More than 3,500 mothers signed a petition calling on IDF Chief of Staff Gadi Eizenkot to allow officer and reservist Rabbi Peretz Einhorn to resume delivering Torah lessons and words of encouragement to soldiers in an IDF training center every Sunday.

As reported on Arutz Sheva a few months ago, the head of the technology and logistics division, Major General Aharon Haliva, ordered that Rabbi Einhorn not be allowed to deliver the lesson to the soldiers affectionately called "Simchat Sunday" (a play in Hebrew on Simchat Torah).

The mothers do not understand why Rabbi Einhorn was forbidden to hold a lesson and a motivational talk for soldiers who are interested, when they are not on active duty or while they are off base.

Rabbi of Tzfat Rabbi Shmuel Eliyahu and Rosh Yeshivat Ramat Gan Rabbi Yehoshua Shapira call upon more mothers to sign the letter.

"The prohibition on continuing to hold the lesson causes anger, but more than anything else, surprise. Why cancel a get-together with a man wearing a uniform and arriving under the auspices of the military rabbinate to encourage his listeners - soldiers who gather around him voluntarily and not during military activity - to be sensitive to their unit comrades, to relieve soldiers on guard duty on time, to invite a lone soldier for the weekend, to treat a truck driver to a can of soda," the rabbis write.

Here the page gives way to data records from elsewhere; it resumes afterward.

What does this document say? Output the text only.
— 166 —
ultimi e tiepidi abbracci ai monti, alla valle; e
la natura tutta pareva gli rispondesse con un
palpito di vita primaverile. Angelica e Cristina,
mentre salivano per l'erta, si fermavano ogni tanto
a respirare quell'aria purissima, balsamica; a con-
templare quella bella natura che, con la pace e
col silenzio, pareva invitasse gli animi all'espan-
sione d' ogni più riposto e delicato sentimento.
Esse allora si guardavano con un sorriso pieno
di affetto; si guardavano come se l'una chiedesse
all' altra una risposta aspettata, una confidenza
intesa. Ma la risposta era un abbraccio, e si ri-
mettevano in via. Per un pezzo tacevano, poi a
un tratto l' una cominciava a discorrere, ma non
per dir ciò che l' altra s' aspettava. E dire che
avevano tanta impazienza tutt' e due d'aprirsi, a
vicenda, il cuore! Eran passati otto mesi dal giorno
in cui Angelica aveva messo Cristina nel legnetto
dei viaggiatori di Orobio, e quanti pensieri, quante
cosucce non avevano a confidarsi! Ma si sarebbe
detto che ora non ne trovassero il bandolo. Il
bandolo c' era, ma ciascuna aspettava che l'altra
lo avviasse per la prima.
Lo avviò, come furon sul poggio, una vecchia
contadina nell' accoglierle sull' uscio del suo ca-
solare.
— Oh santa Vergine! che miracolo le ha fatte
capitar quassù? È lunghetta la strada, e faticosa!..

Rabbi Eliyahu and Rabbi Shapira hint that this may be another attempt to exclude the knitted kippahs from the IDF.

"The mind and the heart refuse to believe that even today there are those who alienate themselves from Torah study out of a total lack of understanding. That is what gives motivation and meaning to so many of those serving in the IDF - religious and traditional alike. This is a national matter of principle that can not be ignored," say the rabbis.